As many Food Network fans know, the Great Food Truck Race is a reality TV show where food trucks compete in cities across the country. During each episode, the food trucks must comply with crazy rules while trying to make the most sales. Ironically, several cities who hosted the show this season have not given the same welcome to their own native food trucks. Instead they have enacted barriers to these businesses that make the show’s obstacles look easy. These cities reflect a disturbing national trend of municipalities trying to stop food trucks from competing with brick and mortar restaurants.
One increasingly popular method of protecting restaurants is for cities to bar food trucks from operating anywhere near them. In Nashville, where episode 5 took place, food trucks cannot sell within 150 feet of restaurants. And in Portland, Maine, which was featured in the season finale, the city recently barred trucks within 200 feet of restaurants. Also featured in that episode was Boston, where the politically powerful Restaurant and Business Alliance is pressuring the City to ban food trucks within 1,000 feet from any restaurant.
These restrictions threaten the long-term viability of the food truck industry because it keeps trucks away from many popular commercial areas where the largest number of customers are. And unfortunately, these proximity restrictions are popping up in dozens of other cities, including Chicago, Denver, Minneapolis, San Francisco and Seattle.
These cities’ naked attempts at protectionism are wrong on principle. Competing is a part of running any business in a free society. Without competition, no business would have incentive to improve their product and keep costs down. No one has the right to ask the government to protect them from such honest competition. And the government certainly does not have the power to prevent new businesses from entering the market or condition their continued existence on whether they lower their competitors’ sales.
This is not just an opinion, but a constitutional guarantee: the Fourteenth Amendment of the U.S. Constitution protects Americans’ right to earn an honest living, free from protectionism or arbitrary regulation. Indeed, courts have already struck down similar anti-competitive laws around the country.
Some attempt to justify this protectionism by claiming government must “level the playing field” between brick and mortar businesses and food trucks. But one cannot credibly argue that food trucks somehow have an unfair advantage in the food industry. Unlike restaurants, food trucks’ daily success is highly dependent on uncontrollable variables such as weather and available parking spots. Vendors cannot offer their customers’ climate controlled seating safe from the elements. And without a permanent location, they often must rely on a loyal customer base to find them through the social media.
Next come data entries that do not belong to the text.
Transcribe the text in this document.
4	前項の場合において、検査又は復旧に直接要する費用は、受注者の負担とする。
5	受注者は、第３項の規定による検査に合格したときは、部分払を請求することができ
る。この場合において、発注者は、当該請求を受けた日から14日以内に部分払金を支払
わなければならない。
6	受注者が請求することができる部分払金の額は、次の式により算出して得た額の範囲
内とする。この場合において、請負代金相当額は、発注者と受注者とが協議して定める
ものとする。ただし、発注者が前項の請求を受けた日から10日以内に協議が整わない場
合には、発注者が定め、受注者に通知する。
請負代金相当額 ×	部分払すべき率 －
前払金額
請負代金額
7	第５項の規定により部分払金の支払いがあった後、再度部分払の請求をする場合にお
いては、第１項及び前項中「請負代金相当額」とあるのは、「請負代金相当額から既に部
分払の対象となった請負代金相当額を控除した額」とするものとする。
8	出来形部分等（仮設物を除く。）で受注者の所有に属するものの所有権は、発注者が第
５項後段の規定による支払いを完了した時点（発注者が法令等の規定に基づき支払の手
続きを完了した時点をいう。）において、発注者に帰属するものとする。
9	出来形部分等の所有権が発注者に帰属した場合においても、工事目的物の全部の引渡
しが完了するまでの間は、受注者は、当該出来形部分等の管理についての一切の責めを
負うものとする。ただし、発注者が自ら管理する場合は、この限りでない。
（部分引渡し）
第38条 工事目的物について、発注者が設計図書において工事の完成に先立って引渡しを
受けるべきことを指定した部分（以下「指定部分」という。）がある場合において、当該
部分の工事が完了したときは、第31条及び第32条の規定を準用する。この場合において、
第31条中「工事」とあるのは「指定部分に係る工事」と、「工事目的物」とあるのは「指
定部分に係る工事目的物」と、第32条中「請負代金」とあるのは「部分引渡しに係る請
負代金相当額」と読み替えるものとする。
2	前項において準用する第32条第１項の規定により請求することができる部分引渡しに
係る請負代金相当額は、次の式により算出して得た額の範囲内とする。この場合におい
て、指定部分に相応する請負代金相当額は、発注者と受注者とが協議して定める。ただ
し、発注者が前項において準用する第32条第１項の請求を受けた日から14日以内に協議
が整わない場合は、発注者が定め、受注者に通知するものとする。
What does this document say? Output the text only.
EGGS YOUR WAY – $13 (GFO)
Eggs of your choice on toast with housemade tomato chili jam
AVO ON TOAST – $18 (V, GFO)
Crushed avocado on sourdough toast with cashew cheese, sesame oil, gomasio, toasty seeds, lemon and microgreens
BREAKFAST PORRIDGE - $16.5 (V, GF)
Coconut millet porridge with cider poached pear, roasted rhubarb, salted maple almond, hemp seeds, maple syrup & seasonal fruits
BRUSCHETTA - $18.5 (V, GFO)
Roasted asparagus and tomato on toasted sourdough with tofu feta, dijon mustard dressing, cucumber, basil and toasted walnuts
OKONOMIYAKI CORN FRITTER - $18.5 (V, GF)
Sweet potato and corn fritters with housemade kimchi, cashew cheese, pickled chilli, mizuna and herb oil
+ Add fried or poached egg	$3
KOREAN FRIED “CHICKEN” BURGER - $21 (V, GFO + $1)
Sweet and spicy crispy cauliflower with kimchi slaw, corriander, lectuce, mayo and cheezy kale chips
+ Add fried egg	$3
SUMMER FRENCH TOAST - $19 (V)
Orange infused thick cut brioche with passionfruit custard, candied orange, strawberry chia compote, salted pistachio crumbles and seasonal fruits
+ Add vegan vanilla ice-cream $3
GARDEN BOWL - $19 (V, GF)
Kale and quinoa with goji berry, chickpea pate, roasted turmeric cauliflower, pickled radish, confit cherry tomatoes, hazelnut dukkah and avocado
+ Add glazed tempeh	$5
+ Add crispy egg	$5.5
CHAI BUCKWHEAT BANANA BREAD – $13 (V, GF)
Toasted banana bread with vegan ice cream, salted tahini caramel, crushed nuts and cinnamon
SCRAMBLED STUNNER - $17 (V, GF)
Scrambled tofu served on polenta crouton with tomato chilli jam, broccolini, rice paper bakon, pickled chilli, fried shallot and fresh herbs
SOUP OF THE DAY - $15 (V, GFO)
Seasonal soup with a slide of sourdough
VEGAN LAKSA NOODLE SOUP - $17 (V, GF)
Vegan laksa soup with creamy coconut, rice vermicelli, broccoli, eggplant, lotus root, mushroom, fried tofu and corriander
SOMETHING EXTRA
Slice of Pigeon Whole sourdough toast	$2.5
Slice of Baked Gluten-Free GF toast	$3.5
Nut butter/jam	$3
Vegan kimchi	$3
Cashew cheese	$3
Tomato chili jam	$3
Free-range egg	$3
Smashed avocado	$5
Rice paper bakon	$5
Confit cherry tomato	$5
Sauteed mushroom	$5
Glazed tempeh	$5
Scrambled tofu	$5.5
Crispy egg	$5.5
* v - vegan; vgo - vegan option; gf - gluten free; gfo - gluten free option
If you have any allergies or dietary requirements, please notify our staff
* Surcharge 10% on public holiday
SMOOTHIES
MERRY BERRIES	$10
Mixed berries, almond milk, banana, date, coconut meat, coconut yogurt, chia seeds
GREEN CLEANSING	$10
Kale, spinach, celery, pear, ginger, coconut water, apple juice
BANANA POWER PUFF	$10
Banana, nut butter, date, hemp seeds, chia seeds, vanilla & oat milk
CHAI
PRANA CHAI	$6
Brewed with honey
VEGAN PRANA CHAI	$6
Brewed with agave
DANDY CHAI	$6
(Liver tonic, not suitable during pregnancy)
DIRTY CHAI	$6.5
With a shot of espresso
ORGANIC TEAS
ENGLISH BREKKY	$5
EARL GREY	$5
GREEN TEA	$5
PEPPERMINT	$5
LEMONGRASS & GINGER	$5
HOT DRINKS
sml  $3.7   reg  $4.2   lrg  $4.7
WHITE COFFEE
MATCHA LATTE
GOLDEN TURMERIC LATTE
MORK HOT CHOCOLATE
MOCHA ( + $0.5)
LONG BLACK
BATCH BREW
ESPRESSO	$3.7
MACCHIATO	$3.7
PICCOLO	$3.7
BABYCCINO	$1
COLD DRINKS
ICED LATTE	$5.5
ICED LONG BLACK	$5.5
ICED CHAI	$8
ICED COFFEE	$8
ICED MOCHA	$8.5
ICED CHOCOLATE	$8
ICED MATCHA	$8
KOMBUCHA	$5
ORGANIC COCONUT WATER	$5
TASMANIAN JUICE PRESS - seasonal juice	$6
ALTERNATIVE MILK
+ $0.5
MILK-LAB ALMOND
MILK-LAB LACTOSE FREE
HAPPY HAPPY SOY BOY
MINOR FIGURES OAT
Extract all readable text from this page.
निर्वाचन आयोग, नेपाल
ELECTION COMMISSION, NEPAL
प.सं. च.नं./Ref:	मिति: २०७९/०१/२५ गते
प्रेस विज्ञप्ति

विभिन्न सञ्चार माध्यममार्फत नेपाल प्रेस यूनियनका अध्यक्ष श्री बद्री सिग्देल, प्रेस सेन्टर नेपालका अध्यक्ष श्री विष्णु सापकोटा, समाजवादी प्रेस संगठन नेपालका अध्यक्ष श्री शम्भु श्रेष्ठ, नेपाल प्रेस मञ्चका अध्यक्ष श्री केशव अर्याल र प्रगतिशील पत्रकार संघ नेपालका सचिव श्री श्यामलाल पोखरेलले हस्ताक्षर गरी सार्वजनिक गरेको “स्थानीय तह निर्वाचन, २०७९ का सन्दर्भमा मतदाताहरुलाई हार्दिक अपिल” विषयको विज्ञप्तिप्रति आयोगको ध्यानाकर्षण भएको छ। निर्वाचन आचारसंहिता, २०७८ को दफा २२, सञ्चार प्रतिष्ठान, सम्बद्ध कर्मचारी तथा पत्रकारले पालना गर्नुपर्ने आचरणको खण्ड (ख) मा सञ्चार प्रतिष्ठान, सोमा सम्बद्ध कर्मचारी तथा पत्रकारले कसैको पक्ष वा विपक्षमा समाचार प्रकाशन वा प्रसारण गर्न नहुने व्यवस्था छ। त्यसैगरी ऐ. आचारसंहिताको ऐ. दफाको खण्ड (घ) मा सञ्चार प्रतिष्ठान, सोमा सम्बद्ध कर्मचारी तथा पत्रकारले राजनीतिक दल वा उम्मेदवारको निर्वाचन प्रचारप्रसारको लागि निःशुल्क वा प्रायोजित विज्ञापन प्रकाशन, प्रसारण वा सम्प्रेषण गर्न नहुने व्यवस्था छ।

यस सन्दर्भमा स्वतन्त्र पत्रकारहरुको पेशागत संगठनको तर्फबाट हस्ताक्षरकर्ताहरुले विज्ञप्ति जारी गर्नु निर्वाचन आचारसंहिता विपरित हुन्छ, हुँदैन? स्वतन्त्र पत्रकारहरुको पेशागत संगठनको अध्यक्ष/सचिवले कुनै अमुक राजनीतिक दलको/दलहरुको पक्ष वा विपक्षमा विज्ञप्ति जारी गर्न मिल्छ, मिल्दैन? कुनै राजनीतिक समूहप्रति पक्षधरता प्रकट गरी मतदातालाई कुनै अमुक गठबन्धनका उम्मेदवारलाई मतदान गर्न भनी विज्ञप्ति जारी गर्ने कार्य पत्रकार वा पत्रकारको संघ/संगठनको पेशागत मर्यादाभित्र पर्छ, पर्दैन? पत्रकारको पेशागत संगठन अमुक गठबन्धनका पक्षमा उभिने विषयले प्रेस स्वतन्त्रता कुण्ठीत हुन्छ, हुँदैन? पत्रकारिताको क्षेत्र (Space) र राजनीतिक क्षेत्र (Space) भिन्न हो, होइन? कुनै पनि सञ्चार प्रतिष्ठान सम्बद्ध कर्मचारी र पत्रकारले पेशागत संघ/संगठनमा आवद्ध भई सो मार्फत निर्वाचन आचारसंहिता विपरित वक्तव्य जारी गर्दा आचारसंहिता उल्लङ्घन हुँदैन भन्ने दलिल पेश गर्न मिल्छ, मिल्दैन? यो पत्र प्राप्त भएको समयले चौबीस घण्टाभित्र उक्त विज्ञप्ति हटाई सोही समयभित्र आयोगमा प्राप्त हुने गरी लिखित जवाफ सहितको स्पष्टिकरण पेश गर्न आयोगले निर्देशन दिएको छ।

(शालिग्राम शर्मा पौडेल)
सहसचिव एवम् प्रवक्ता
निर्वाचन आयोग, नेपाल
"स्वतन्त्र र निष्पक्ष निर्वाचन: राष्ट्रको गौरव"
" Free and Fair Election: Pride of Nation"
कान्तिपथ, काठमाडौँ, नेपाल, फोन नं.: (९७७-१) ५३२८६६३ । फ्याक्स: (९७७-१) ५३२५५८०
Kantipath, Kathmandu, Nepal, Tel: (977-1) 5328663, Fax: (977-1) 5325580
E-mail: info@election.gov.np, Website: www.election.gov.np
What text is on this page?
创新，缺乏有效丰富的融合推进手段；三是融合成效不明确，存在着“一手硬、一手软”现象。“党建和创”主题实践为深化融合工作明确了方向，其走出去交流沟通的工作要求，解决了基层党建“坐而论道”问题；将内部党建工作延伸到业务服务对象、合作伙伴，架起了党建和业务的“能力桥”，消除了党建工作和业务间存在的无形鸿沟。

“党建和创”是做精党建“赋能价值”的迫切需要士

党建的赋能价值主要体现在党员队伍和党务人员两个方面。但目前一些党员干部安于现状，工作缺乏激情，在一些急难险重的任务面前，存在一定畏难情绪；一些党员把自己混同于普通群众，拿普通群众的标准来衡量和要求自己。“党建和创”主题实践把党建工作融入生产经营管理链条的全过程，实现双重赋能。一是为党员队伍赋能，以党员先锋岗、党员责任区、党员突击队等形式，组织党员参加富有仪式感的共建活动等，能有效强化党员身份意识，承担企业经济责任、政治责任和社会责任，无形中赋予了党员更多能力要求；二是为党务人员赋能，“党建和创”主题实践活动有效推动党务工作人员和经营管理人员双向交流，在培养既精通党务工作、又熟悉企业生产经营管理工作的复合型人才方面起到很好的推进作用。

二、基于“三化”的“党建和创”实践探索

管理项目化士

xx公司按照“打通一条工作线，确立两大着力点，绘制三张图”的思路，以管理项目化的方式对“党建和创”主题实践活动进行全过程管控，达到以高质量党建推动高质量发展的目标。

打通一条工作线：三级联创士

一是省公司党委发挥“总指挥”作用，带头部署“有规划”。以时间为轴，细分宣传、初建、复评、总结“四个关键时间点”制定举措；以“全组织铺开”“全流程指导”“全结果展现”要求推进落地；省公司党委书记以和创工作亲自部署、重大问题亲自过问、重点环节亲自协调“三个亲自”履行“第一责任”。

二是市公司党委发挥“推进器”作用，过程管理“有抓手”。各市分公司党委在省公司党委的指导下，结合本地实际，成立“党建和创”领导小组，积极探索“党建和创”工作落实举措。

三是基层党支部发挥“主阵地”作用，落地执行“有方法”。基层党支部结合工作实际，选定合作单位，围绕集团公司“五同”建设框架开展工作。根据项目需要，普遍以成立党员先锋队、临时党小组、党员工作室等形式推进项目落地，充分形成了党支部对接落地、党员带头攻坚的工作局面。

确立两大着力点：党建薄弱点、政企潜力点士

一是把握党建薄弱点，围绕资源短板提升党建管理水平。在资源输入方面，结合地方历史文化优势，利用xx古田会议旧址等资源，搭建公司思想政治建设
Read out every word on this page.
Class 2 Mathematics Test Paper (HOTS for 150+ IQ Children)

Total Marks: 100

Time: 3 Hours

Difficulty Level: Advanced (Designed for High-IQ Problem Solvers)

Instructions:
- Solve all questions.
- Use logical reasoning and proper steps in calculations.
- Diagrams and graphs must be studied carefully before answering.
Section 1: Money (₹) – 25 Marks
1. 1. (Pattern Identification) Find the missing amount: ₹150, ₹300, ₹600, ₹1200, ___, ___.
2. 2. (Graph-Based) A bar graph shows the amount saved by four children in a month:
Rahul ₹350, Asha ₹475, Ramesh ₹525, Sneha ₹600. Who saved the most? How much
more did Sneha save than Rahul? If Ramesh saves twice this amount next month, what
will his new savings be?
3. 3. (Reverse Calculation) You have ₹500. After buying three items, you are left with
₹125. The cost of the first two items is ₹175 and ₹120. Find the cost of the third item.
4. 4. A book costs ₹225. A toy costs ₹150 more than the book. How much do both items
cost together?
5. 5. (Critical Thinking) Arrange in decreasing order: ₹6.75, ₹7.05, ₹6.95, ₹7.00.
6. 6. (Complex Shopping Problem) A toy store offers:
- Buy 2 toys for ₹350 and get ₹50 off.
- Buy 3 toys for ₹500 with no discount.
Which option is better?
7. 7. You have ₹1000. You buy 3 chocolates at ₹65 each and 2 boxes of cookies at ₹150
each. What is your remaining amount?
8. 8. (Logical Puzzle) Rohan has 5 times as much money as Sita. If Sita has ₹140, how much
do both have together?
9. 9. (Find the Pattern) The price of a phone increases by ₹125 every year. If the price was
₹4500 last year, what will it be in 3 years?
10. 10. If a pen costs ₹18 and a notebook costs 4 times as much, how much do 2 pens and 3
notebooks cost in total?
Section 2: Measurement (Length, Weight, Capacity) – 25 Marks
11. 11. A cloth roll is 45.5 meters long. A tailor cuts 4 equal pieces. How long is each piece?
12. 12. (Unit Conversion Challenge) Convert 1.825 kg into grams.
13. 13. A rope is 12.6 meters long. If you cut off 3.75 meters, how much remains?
Vendors’ menus are also limited by their trucks’ small storage space, and they are ineligible to get a liquor license—a restaurant cash cow.
Food trucks also contribute to their community. Like restaurants, they pay sales tax, and often pay rent to a commissary. They also give consumers more affordable and convenient food options, especially during lunch time when many restaurants tend to offer the same boring sandwich options. Indeed, the small size of their businesses allows them the freedom and flexibility to experiment with new recipes and cater to the tastes of their customer base. Food trucks also encourage people to walk along the streets, leading to an increase of foot traffic for all businesses. This is certainly the case in Los Angeles, where the city allows food trucks to operate freely.
The last thing we need in this economy is the government punishing those trying to open businesses and create jobs in order to protect a favored few. Free competition for food businesses should not just take place for contestants during the filming of a reality show. Cities should ensure that all food trucks have the right to earn an honest living and eliminate their proximity restrictions.